Peter war sich nicht sicher, wie lange er Harry beobachtet hatte. Es hätte leicht eine Stunde sein können, vielleicht sogar länger, als Harry seine Tränen abwischte, tief durchatmete und seine Zeit des Nachdenkes zu einem Ende kam. Er rollte den Brief wieder zusammen und verließ den Astronomieturm über die Treppe, schleichend, leise wie ein Schatten.

Peter wurde wieder sichtbar und sah zu, wie sich die Tür hinter seinem Schützling schloss. Einen Moment lang überlegte er, ob er ihm folgen sollte, um zu versuchen, ihn zu beruhigen, doch dann bemerkte er, dass er doch nicht alleine auf dem Turm war. Seine Augen waren auf den dunklen, großen Schatten gefallen, der hinter einer der Säulen stand. Nachdem er einen Moment lang nur gestarrt hatte, erkannte er, wer es war, seufzte, wandte sich ab und schüttelte eine weitere Zigarette aus der Packung.

„Du weißt, dass Spionieren unhöflich ist", sagte er.

„In der Tat. Beachte das beim nächsten Mal."

Er suchte in seiner Tasche nach seinem Muggelfeuerzeug, zündete es an und hielt ihn an das Ende der Zigarette, während er ruhig antwortete: „Es ja nicht so, als wäre ich auf diesem Turm der einzige Schuldige, hmm, Snape?" Snape in seinem schattigen Versteck hinter der Säule antwortete nicht. Peter musste zugeben, dass er sich gut verborgen halten konnte. Als er das Feuerzeug zurück in die Tasche gleiten ließ, fragte der Geist: „Also. Wie kommt es, dass du ihm gefolgt bist?"

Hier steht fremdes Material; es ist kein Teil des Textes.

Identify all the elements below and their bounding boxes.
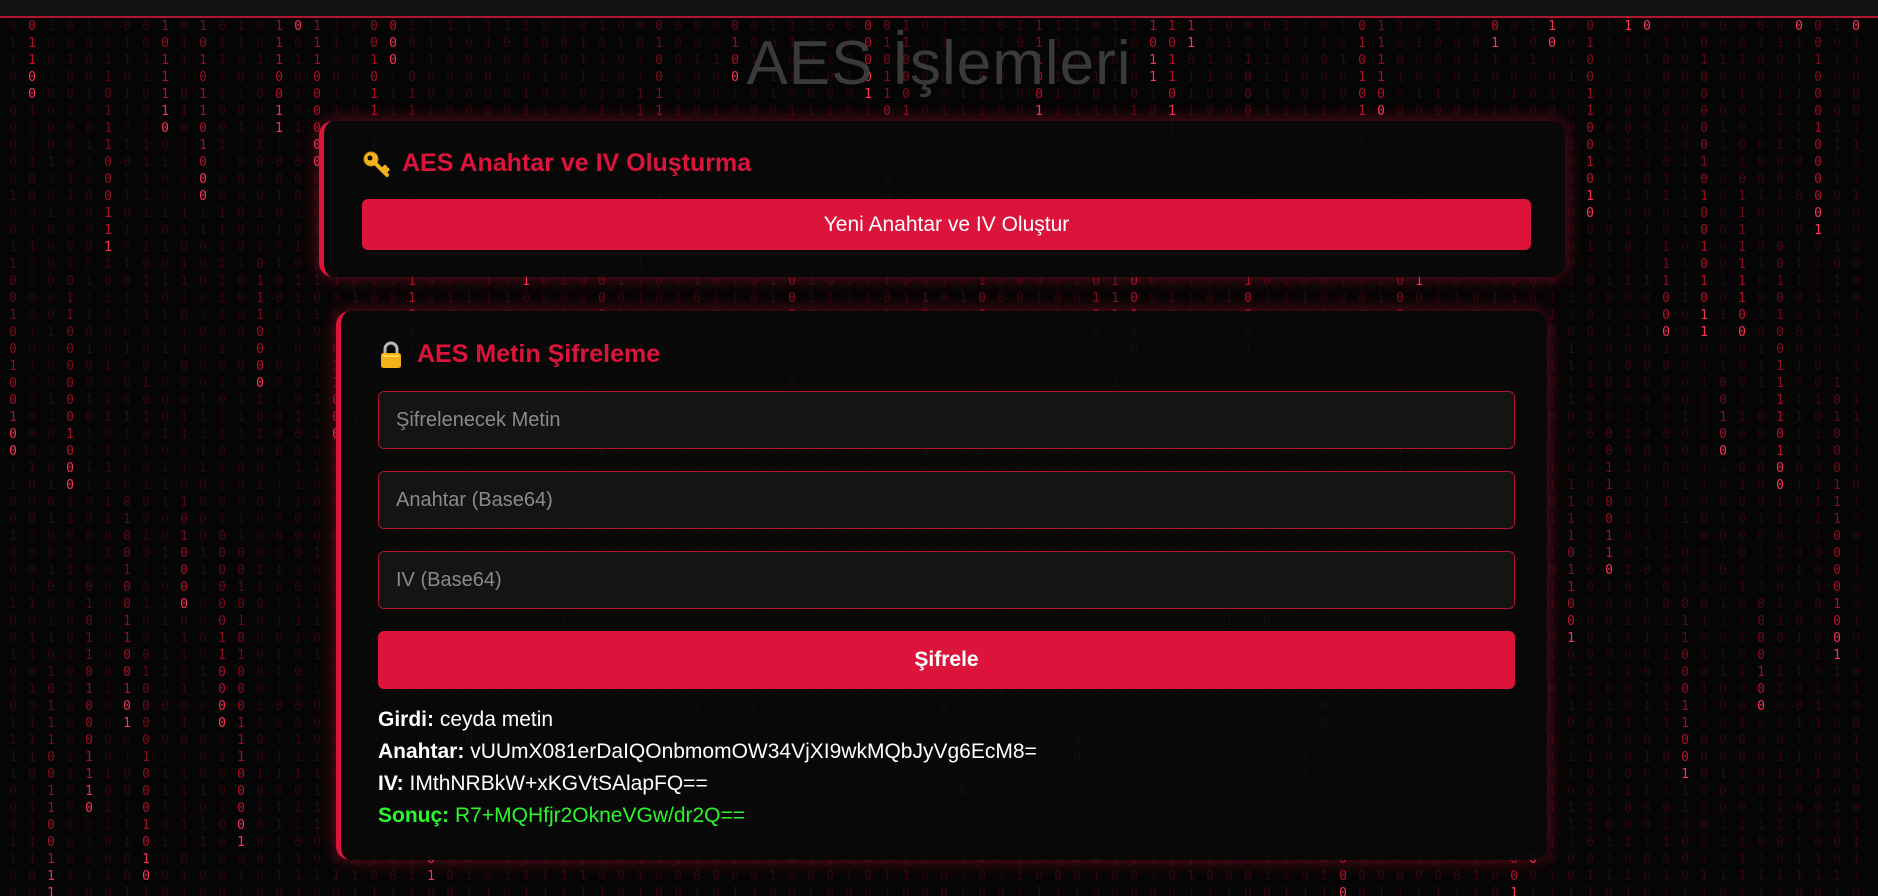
binary-rain-column: 0110110101101010110100011000010010011001… [120,18,134,896]
binary-rain-column: 0100111000101010010111100000010111000010… [1754,18,1768,896]
result-label: Sonuç: [378,804,449,827]
result-key-row: Anahtar: vUUmX081erDaIQOnbmomOW34VjXI9wk… [378,736,1037,768]
binary-rain-column: 0111011100011110110010110111110100000001… [101,18,115,896]
binary-rain-column: 0010001000001011110000101101111001000101… [1811,18,1825,896]
binary-rain-column: 0100000011111011100000010001011001011000… [1678,18,1692,896]
key-icon [362,150,390,178]
key-value: vUUmX081erDaIQOnbmomOW34VjXI9wkMQbJyVg6E… [470,740,1037,763]
binary-rain-column: 1000100110000001110100101111000100101101… [82,18,96,896]
iv-label: IV: [378,772,404,795]
binary-rain-column: 0011000100101111001000010001110101101001… [1640,18,1654,896]
binary-rain-column: 0011001111111101110001010101001010100010… [139,18,153,896]
binary-rain-column: 1100101100000010000100111100011001010100… [234,18,248,896]
binary-rain-column: 0010000101010101110000101001000011000000… [253,18,267,896]
binary-rain-column: 0111111101010111000010111101011011001010… [1792,18,1806,896]
binary-rain-column: 1010110100011000010000111110000111000011… [196,18,210,896]
binary-rain-column: 0100001101100111000100000100111100011110… [1659,18,1673,896]
plaintext-input[interactable] [378,391,1515,449]
generate-key-iv-button[interactable]: Yeni Anahtar ve IV Oluştur [362,199,1531,250]
key-generation-title: AES Anahtar ve IV Oluşturma [362,149,751,178]
result-ciphertext-row: Sonuç: R7+MQHfjr2OkneVGw/dr2Q== [378,800,1037,832]
input-label: Girdi: [378,708,434,731]
binary-rain-column: 0110010110001100001010000010000001101101… [25,18,39,896]
binary-rain-column: 1010001111000101101011010001110000100110… [1830,18,1844,896]
lock-icon [377,341,405,369]
window-top-bar [0,0,1878,18]
binary-rain-column: 1111000101110111011010000011001101001010… [1602,18,1616,896]
key-label: Anahtar: [378,740,464,763]
binary-rain-column: 1011110010010101011110001011100110111111… [158,18,172,896]
result-iv-row: IV: IMthNRBkW+xKGVtSAlapFQ== [378,768,1037,800]
binary-rain-column: 0010010001100010110000001000110111000101… [63,18,77,896]
encryption-results: Girdi: ceyda metin Anahtar: vUUmX081erDa… [378,704,1037,832]
binary-rain-column: 0111100110011111110101011011010000001100… [215,18,229,896]
binary-rain-column: 0010100010111111100000110001000011011010… [1735,18,1749,896]
binary-rain-column: 0010101000010101111010010011100000111000… [291,18,305,896]
binary-rain-column: 1110011100101010001100100011100010110111… [272,18,286,896]
result-value: R7+MQHfjr2OkneVGw/dr2Q== [455,804,745,827]
binary-rain-column: 0100111100100001010011110100110100110011… [1773,18,1787,896]
text-encryption-card: AES Metin Şifreleme Şifrele Girdi: ceyda… [336,311,1547,860]
binary-rain-column: 0111010110111011101100011010101000001101… [177,18,191,896]
binary-rain-column: 0110100000100110010010010011001000100100… [6,18,20,896]
binary-rain-column: 1001000011010000001000110101010010011010… [44,18,58,896]
key-generation-card: AES Anahtar ve IV Oluşturma Yeni Anahtar… [319,121,1565,277]
iv-value: IMthNRBkW+xKGVtSAlapFQ== [410,772,708,795]
encrypt-button[interactable]: Şifrele [378,631,1515,689]
result-input-row: Girdi: ceyda metin [378,704,1037,736]
binary-rain-column: 0110001101100000011010111110100110010101… [1849,18,1863,896]
iv-base64-input[interactable] [378,551,1515,609]
text-encryption-title-text: AES Metin Şifreleme [417,340,660,369]
page-title: AES İşlemleri [0,28,1878,99]
key-base64-input[interactable] [378,471,1515,529]
binary-rain-column: 0010000010100101011011000011000000010101… [1697,18,1711,896]
binary-rain-column: 1101000110101011001001011011010010011010… [1621,18,1635,896]
binary-rain-column: 0010101110000001010010010010010100110110… [1716,18,1730,896]
binary-rain-column: 0011000101100001110111100001111011001010… [1564,18,1578,896]
text-encryption-title: AES Metin Şifreleme [377,340,660,369]
key-generation-title-text: AES Anahtar ve IV Oluşturma [402,149,751,178]
input-value: ceyda metin [440,708,553,731]
binary-rain-column: 0100110010100110100111010110011100100011… [1583,18,1597,896]
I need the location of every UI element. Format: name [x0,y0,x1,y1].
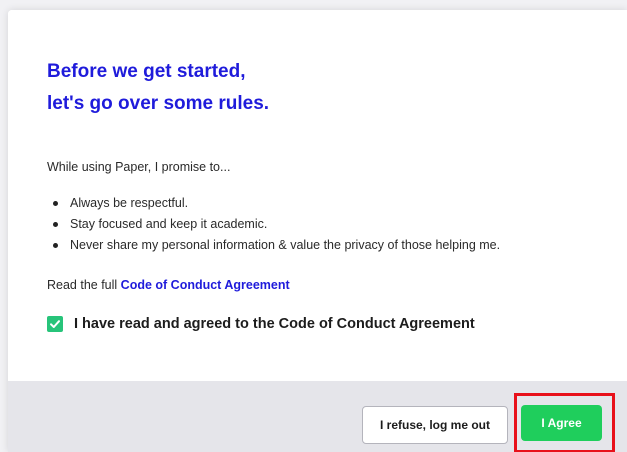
title-line-2: let's go over some rules. [47,93,270,114]
bullet-icon [53,222,58,227]
refuse-logout-button[interactable]: I refuse, log me out [362,406,508,444]
agree-button-highlight: I Agree [514,393,615,452]
checkmark-icon [50,320,60,328]
agree-button[interactable]: I Agree [521,405,602,441]
intro-text: While using Paper, I promise to... [47,160,231,174]
rule-text: Always be respectful. [70,196,189,210]
modal-footer: I refuse, log me out I Agree [8,381,627,452]
read-full-prefix: Read the full [47,278,121,292]
rule-item: Never share my personal information & va… [47,235,622,256]
code-of-conduct-modal: Before we get started, let's go over som… [8,10,627,452]
rule-item: Always be respectful. [47,193,622,214]
read-full-text: Read the full Code of Conduct Agreement [47,278,290,292]
modal-content: Before we get started, let's go over som… [8,10,627,381]
modal-title: Before we get started, let's go over som… [47,56,269,120]
rule-text: Stay focused and keep it academic. [70,217,268,231]
bullet-icon [53,201,58,206]
agreement-checkbox[interactable] [47,316,63,332]
bullet-icon [53,243,58,248]
agreement-row: I have read and agreed to the Code of Co… [47,316,475,332]
rules-list: Always be respectful. Stay focused and k… [47,193,622,256]
title-line-1: Before we get started, [47,61,246,82]
rule-item: Stay focused and keep it academic. [47,214,622,235]
rule-text: Never share my personal information & va… [70,238,501,252]
code-of-conduct-link[interactable]: Code of Conduct Agreement [121,278,290,292]
agreement-label: I have read and agreed to the Code of Co… [74,316,475,332]
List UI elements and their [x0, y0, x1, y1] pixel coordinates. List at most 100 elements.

Einen Moment lang herrschte Stille, dann sagte Snapes Schatten brüsk: „Ich war in meinen Unterkünften und hatte nichts besseres zu tun, und als ich erkannte, dass er besorgt war, beschloss ich, dass es vielleicht besser wäre, ihm eine Weile zu folgen."

„Also warst du gelangweilt."

„Ich habe nichts in dieser Richtung gesagt. Oh... Peelish... das ich habe fast vergessen. Deine Verteidigung wird schwächer."

Peter zuckte ein wenig. „So?"

„Ja. Obwohl ich sicher bin, dass dir ein paar offensichtliche Tatsachen schon klar geworden sind... also werde ich mich nur auf das konzentrieren, was mir aufgefallen ist. Der Dunkle Lord ist auf die Schlossgründe appariert. Ich dachte, dass Schloss wäre gegen so etwas verteidigt."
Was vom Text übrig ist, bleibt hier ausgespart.